Cheap to run, cheap to roll back. QLoRA over full fine-tuning. Small, frequent generations over large, rare ones. Registry-backed deploys with one-click rollback. The whole loop is designed so that being wrong is recoverable in minutes, not days.
Measurable, generation by generation. Every agent has an evolution timeline. Every generation has a score, a delta, a parent, and a deploy status. If a generation regresses, you can see it. If it improves, you can see that too. There is no vibes-based "the model feels smarter".
Why this matters
The conversation about AI improvement is dominated by frontier labs because the frontier labs are loud, well-funded, and produce dramatic releases on a predictable cadence. That is fine. That is their job. But it has created an industry-wide habit of treating model quality as something you receive rather than something you build.
For anyone running agents on real operational work, the more useful frame is the opposite. Your agents have access to something the frontier labs do not have and never will: your data, your judgments, your definition of good. The infrastructure to turn that asymmetry into a continuous feedback loop is not exotic. Harvest, score, mutate, train, deploy.
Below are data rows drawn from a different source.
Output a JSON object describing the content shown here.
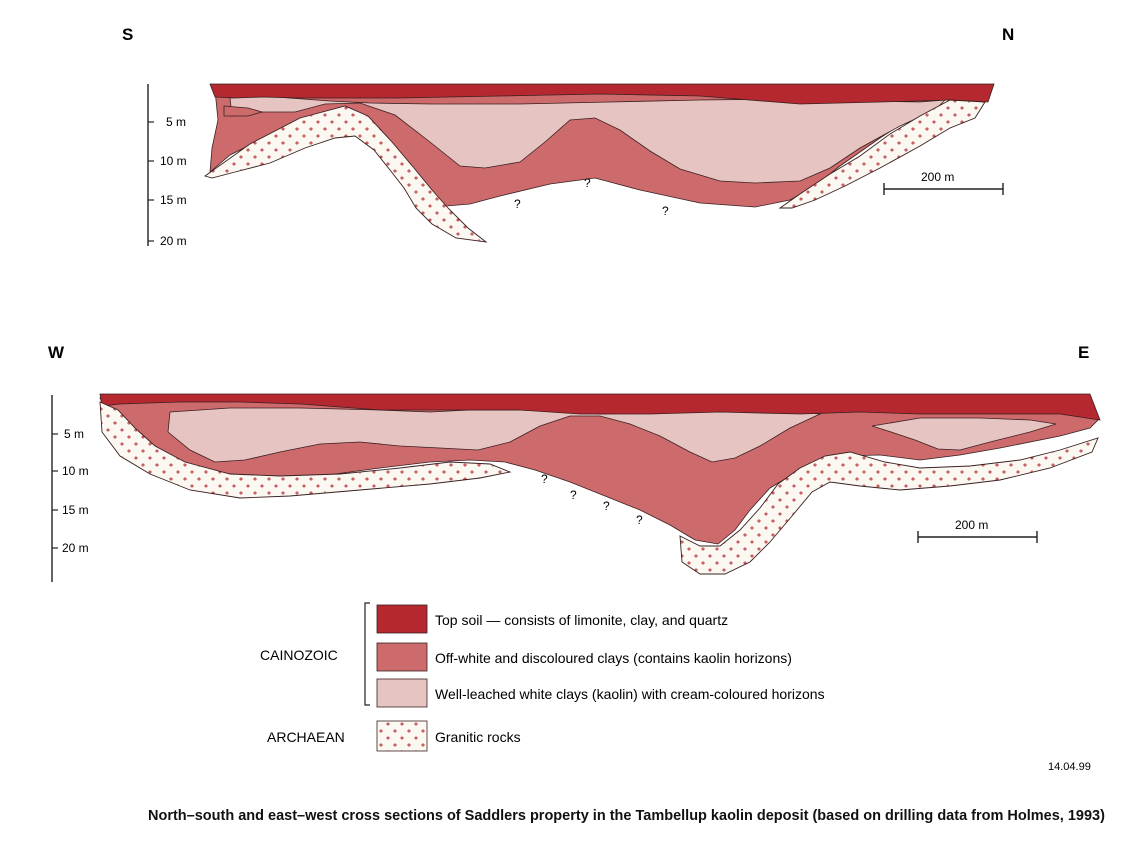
{
  "section_ns": {
    "left_label": "S",
    "right_label": "N",
    "depth_labels": [
      "5 m",
      "10 m",
      "15 m",
      "20 m"
    ],
    "question_marks": [
      "?",
      "?",
      "?"
    ],
    "scale_label": "200 m"
  },
  "section_we": {
    "left_label": "W",
    "right_label": "E",
    "depth_labels": [
      "5 m",
      "10 m",
      "15 m",
      "20 m"
    ],
    "question_marks": [
      "?",
      "?",
      "?",
      "?"
    ],
    "scale_label": "200 m"
  },
  "legend": {
    "groups": [
      {
        "era": "CAINOZOIC",
        "items": [
          {
            "label": "Top soil — consists of limonite, clay, and quartz",
            "color": "#b5282f"
          },
          {
            "label": "Off-white and discoloured clays (contains kaolin horizons)",
            "color": "#cd6a6c"
          },
          {
            "label": "Well-leached white clays (kaolin) with cream-coloured horizons",
            "color": "#e6c4c1"
          }
        ]
      },
      {
        "era": "ARCHAEAN",
        "items": [
          {
            "label": "Granitic rocks",
            "pattern": "plus-on-cream"
          }
        ]
      }
    ]
  },
  "date_stamp": "14.04.99",
  "caption": "North–south and east–west cross sections of Saddlers property in the Tambellup kaolin deposit (based on drilling data from Holmes, 1993)",
  "colors": {
    "top_soil": "#b5282f",
    "off_white_clay": "#cd6a6c",
    "white_clay": "#e6c4c1",
    "granite_bg": "#fbf7f1",
    "granite_cross": "#b5282f"
  }
}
Five verbs. Some plumbing. A GPU. A registry. A rollback button.
Ultra Instinct is our version of that loop. It is not the only possible version. It is the one we needed, so it is the one we built.
This is a builder's journal. We are sharing the architecture because the agentic AI community needs more examples of what continuous improvement actually looks like in production, and fewer announcements about models trained on data nobody can see.
The agents that improve are the ones that are allowed to. Ultra Instinct is just the part of BUCC that grants the permission and runs the loop.